Simplicity is efficiency. As much as possible, avoid getting caught up in a web of procedures, strategies and tools that are too complicated to implement. Simplicity is still the best recourse. A simple marketing plan is easy to implement because the provisions or attendant requisites are not that difficult to understand. Complicated plans tend to be ambiguous, thus causing implementation issues. It is also an advantage to accommodate and implement a plan that is simple because loopholes and other such errors are easy to spot and correct.

Tie it to a goal. In the process of implementation, remember the goals originally set out in the business plan. These goals are guideposts as well as constant reminders that will help launch a set of marketing strategies. The marketing plan must always be in congruent with the business plan.

Be firm and flexible. It is challenging, but if a company, an agent or a broker manages to formulate a marketing plan that is both flexible and firm, it is easier to learn to adapt. Flexibility is the ability to change with the constantly changing marketplace.
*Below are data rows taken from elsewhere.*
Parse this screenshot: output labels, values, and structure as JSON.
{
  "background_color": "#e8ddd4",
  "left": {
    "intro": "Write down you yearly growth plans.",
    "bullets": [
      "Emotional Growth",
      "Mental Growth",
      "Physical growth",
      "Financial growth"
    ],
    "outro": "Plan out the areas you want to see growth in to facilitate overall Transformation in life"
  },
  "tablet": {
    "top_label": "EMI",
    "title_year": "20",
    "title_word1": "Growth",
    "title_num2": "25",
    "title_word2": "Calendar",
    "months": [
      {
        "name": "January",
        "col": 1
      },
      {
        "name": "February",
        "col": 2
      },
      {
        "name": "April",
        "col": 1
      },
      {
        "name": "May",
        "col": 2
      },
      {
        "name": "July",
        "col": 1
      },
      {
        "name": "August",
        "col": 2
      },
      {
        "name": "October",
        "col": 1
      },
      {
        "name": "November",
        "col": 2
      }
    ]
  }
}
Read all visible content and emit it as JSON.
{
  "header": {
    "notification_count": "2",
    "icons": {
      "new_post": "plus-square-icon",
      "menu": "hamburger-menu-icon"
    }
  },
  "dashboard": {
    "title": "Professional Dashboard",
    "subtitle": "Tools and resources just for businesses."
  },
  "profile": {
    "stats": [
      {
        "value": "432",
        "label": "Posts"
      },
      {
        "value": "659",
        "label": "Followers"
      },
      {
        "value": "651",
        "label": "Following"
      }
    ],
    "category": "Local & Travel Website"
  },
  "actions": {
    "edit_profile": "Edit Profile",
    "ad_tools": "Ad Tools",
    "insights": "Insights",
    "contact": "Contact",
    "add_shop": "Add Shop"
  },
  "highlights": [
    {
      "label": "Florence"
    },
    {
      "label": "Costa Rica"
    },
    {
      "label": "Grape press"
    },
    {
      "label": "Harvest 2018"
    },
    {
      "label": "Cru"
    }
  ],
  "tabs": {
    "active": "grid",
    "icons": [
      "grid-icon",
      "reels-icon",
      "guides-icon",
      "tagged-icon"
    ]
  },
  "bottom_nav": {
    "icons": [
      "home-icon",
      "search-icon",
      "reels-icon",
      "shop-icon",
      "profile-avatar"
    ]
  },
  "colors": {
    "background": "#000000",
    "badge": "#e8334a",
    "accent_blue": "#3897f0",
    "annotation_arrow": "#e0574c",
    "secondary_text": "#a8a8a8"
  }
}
A marketing plan which is flexible and at the same time firm provisions is resilient to unpredictable supply and demand patterns and can shift gears without falling prey to collateral damage.

Formulating and writing a marketing plan involves a few things:

First, draw out all thoughts and ideas that come to mind. Using a mind map or a concept map can be very helpful. Leave no stones unturned. Account for every perception brought forth. Even if some of these may not be of use for the present, they can always be utilized for future use. Be open to anything and everything. During brainstorming stage, all ideas are correct. What matters is that a bunch of these ideas can address present issues.

Secondly, organize and select. A disorderly marketing plan is doomed to fail. Streamline ideas generated during brainstorming. Select those that are applicable to present circumstances. Do not discard those that are not applicable. Store them in an easily retrievable file folder or device as they can still be used for future brainstorming sessions.